Commenti

2 minuti e 44 secondi di lettura

Il giorno dopo ti guardi incontro e scruti tutti quelli che incontri: "no, era più magro, no era più alto, no, era vestito di scuro". Il cuore ti va in gola se ti trovi in un sottopasso da sola con uno o due ragazzi, acceleri il passo e se sei sola alla fermata della metro ti avvicini ad altre persone, tenendoti alla larga da quel signore. Il giorno dopo sei più guardinga del solito, perché già normalmente sei attenta a quello che ti circonda quando vai in giro da sola. Il giorno dopo ti dici che hai sbagliato, che non dovevi camminare da sola in quel vicolo, anche se era pomeriggio, che avresti dovuto rifugiarti in un bar o in un negozio, che avresti dovuto chiedere aiuto o chiamare la polizia, che forse ero truccata e sarebbe stato meglio che non avessi messo il rossetto rosso. 

Erano le 18:30 di un pomeriggio di fine febbraio, avevo voglia di gelato. Vado in un noto locale in Centro Storico, entra un ragazzo per chiedere un caffé. Nell'uscire dalla gelateria ho provato una sorta di presentimento, una sensazione negativa. Esce poco dopo e mi si avvicina. Ho il cellulare e il portafoglio in mano, penso subito che voglia derubarmi. Allungo il passo, ma lo sento sempre più vicino. Non lo guardo mai in faccia. "Ciao bellissima, mi sento molto solo e tu saresti la donna perfetta per me". Cerco di restare calma, mi tornano in mente tutti quei racconti su TikTok di ragazze a cui è successo lo stesso, ma quando capita a te è l'istinto che prende il controllo. Devo tornare al lavoro, devo arrivare a destinazione, devo raggiungere un posto un po' più affollato, devo stare calma e non dargli nessun motivo per attaccarmi. Avrà un coltello? Rispondo ad alta voce: "Non credo proprio e poi io devo tornare al lavoro, puoi non seguirmi per favore?". Alzo la voce e accelero ancora il passo, ma mi marca stretto. "Dai, stai tranquilla, fermati che non succede niente". Qualche passante osserva la scena, una signora mi chiede se ho bisogno di aiuto, lui non mi sembra per niente intimorito. Non posso rallentare, mi sta troppo vicino e voglio soltanto chiudere il portone, uscire da questa situazione assurda. "Sto andando al lavoro, spero la capisca e smetta di seguirmi". Attraverso col rosso, ci sono quasi. Lui dietro, sta arrivando una macchina. Ironia della sorte, penso "se lo investono, potrei anche sentirmi in colpa". "Ti accompagno fin dove lavori, così poi ti aspetto quando esci e andiamo a bere una cosa". "Ti ho detto di no, lasciami stare". Basta, lasciami stare, ho detto no. 

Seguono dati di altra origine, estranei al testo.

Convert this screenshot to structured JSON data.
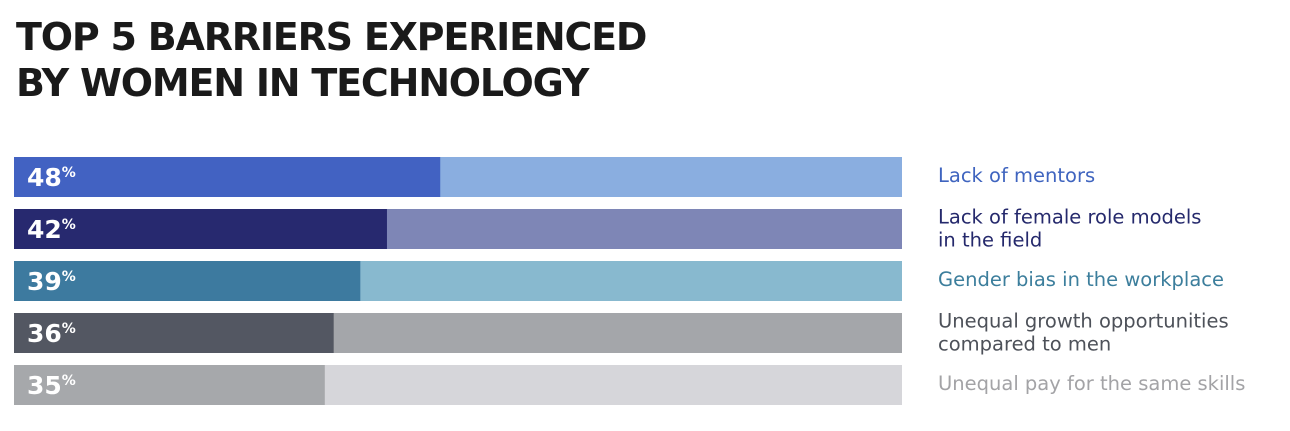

Sono arrivata. Gli chiudo il portone in faccia. Respiro di nuovo. L'adrenalina cala e inizia la paura. Cosa sarebbe successo se fossi stata più lontana da dove lavoro? Ora sa dove sono, potrebbe tornare a importunarmi? Perché lo ha fatto? E la vera violenza è capire che probabilmente per lui è stato un modo come un altro per divertirsi e passare il tempo, di nutrirsi della mia ansia, di godere del potere che gli ho dato lasciandomi spaventare. Chiusa la porta, lui probabilmente ha già dimenticato quei 6-7 minuti che a me sono sembrati interminabili. E a me resta la paura, quel senso di impotenza e la consapevolezza che a me è andata bene, questa volta.